Карельские грамоты: Русско-карельский словарик
Просмотров: 1719
Грамота 403
Новгород, {1360–1380}
Раскоп случайная находка,
Условная дата: 1360–1380, cтратиграфическая дата: нет
Содержание: Русско-карельский словарик.
Новгород, {1360–1380}
Раскоп случайная находка,
Условная дата: 1360–1380, cтратиграфическая дата: нет
Содержание: Русско-карельский словарик.
У Марка коробея. У Гымуева брата полуторе белки в Сандалакши. У Мунданахта 2 беле. У Пюхтино коробея. То в Погии у наймита белка.
кисело церево
вели хапала социле кохти
соромо кяски кюзувелекадониндалы
гулкия
(Арциховский, 1963, с. 103—104).
Грамота найдена при рытье котлована, примыкавшего к Неревскому раскопу. Стратиграфической даты не имеет. Палеографические приметы позволяют отнести запись к XIV в.
Почерк грамоты близок к «письмам Григория», но отнесение к ним бересты № 403 может быть лишь предположительным (Медынцева, 1984, с. 66—67). Основной текст (в верхней части бересты) представляет собой запись повинностей или долгов и по смыслу примыкает к письмам № 278 и № 130. Упомянутые топонимы были разысканы А. В. Арциховским среди деревень Кирьяжского погоста в писцовой книге Вотской пятины 1500 г. (см.: Переписная окладная книга .., 1852, с. 120—139). Антропонимы, за исключением крестильного имени Марк, имеют прибалтийско-финское звучание (Хелимский, 1986, с. 258). «Наймитом», видимо, именуется феодально-зависимый человек типа «закупа» (Черепнин, 1969, с. 220).

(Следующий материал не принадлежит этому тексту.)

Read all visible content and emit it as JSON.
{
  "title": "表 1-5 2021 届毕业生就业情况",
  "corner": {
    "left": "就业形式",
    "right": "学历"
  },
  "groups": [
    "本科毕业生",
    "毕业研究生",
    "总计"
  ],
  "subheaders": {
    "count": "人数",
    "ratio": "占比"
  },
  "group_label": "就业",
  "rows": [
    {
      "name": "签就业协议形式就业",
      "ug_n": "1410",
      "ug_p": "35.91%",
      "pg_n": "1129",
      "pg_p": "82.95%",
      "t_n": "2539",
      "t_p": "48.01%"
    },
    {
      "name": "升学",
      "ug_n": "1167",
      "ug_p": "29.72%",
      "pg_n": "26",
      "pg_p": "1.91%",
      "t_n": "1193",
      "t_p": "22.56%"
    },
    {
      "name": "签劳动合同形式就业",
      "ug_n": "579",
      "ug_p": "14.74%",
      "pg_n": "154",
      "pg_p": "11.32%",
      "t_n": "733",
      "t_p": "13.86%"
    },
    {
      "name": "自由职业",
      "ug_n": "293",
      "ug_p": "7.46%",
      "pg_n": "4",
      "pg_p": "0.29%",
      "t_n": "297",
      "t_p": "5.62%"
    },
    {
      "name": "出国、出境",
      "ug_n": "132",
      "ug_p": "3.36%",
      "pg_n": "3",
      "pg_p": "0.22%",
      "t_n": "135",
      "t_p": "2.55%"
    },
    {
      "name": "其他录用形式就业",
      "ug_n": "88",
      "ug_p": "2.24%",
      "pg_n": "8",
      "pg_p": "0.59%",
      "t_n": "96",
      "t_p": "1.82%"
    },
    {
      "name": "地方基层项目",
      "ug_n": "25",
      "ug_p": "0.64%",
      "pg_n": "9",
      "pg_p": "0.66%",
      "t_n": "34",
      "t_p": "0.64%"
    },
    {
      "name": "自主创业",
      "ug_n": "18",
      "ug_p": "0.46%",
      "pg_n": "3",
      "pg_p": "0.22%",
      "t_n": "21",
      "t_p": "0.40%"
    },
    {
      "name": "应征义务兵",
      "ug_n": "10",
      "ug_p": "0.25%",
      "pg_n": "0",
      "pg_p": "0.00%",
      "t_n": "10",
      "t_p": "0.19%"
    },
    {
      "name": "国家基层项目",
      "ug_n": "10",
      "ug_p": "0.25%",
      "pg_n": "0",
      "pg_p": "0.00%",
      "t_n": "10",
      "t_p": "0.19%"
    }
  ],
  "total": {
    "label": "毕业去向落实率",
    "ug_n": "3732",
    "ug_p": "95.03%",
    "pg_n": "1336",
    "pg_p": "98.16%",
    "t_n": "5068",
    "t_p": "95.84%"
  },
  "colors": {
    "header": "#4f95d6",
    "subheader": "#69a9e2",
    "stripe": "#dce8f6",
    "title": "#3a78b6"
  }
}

Разделенный на группы слов текст в нижней части бересты определен Е. А. Хелимским как русско-прибалтийско-финский глоссарий: русскому «соромо» (срам) соответствует «гулкия» (фин. hulkiä, кар. hulkie — брезгать, гнушаться); рус. «вели»— «кяски» (фин., кар., вепс. käske — вели, прикажи); рус. «кисело» (кислый, прогнивший) — «хапала» (приб.-фин. *happala в том же значении); рус. «социле» (взыскал, стребовал, например, по суду) — «кюзу» (фин. kysy — спроси, потребуй), «велека» (фин. velka, диал. veleka—долг); рус. «дерево» (живот, вероятно, здесь в смысле брюшка меха) — «кохти» (кар. kohtu—живот). Можно лишь согласиться с выводом Е. А. Хелимского о назначении этого текста: «...употребление большинства рассмотренных слов и выражений вполне естественно для беседы на тему взыскания долгов ... Следует думать, что составитель записи долгов или повинностей в верхней части листа был русским новгородцем, которому предстояло вступать в контакты с названными в грамоте кирьяжцами на их родном языке» (Хелимский, 1986, с. 254—255).